La saga politico-judiciaire entre Jean-Marie Le Pen et sa fille, Marine Le Pen, tourne de plus en plus à l’avantage du vieux tribun. Photo AFP
Le leader historique de l'extrême droite française, Jean-Marie Le Pen, a remporté hier une nouvelle manche de sa bataille judiciaire contre le Front national (FN), le parti qu'il a cofondé et d'où la présidente, sa propre fille Marine, veut le mettre au ban.
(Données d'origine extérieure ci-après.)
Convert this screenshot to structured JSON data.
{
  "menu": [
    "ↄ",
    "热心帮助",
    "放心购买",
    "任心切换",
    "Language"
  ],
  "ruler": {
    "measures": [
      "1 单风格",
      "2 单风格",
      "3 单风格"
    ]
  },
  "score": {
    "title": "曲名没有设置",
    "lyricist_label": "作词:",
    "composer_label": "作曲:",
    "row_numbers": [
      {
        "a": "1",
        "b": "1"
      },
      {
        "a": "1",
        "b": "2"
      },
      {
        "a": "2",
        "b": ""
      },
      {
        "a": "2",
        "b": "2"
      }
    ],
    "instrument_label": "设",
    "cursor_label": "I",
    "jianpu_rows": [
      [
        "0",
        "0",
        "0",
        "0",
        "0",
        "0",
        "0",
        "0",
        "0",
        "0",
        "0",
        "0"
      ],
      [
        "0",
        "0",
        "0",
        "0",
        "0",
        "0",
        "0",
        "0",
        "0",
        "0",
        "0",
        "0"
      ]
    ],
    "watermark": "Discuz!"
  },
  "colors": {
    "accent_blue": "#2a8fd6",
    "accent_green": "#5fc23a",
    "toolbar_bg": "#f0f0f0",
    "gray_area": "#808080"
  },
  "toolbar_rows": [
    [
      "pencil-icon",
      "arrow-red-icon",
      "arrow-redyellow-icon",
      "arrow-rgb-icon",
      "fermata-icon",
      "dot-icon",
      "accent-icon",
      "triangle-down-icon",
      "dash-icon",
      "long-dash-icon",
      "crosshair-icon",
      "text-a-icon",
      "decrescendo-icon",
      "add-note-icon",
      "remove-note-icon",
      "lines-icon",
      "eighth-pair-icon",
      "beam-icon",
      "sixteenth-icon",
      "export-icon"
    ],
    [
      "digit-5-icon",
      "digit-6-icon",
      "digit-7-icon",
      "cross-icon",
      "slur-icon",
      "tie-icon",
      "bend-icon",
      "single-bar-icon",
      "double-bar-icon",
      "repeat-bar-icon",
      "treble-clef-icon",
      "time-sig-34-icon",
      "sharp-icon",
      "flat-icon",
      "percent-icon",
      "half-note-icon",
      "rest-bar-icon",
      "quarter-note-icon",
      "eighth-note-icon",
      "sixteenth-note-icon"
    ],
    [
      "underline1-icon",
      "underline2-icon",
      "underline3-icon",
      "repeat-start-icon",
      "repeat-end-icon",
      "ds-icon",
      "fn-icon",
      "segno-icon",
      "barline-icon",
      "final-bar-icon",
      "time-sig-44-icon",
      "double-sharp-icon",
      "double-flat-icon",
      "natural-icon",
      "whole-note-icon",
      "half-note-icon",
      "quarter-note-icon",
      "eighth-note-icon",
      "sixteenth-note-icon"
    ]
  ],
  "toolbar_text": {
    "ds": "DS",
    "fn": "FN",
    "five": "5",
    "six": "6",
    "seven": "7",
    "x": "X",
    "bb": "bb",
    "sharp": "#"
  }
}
La cour d'appel de Versailles, près de Paris, a ainsi confirmé la suspension d'un congrès organisé par correspondance par le FN pour supprimer les fonctions de président d'honneur, qui avaient été attribuées M. Le Pen en 2011 après qu'il eut cédé les rênes de la formation à Marine. Cette décision constitue la troisième victoire du tribun, âgé de 87 ans, en quelques semaines devant les tribunaux.
M. Le Pen a réagi en se félicitant d'une « défaite personnelle » pour Florian Philippot, bras droit de sa fille Marine et vice-président du FN, son adversaire le plus virulent au sein de la direction du parti. « J'ai fondé le Front national, je l'ai dirigé pendant 40 ans et j'en suis encore aujourd'hui un des chefs, président d'honneur », a-t-il martelé. « Le FN devrait maintenant tirer les leçons de ce qui lui arrive. Il faut qu'ils arrêtent cette guerre », a réagi l'avocat de M. Le Pen, Me Frédéric Joachim.
De son côté, le FN s'est borné à faire part, dans un communiqué, de son « étonnement » face à « une série de décisions de justice qui visent à conserver à Jean-Marie Le Pen un titre qu'il ne mérite évidemment plus, vu son comportement de plus en plus inqualifiable ». Le parti a en outre annoncé qu'il « dépouillera et rendra publics », aujourd'hui, « les quelque 30 000 votes de la consultation » postale de ses adhérents. « Malgré la suspension de ses effets juridiques », ce vote « a une incontestable autorité politique », revendique-t-il.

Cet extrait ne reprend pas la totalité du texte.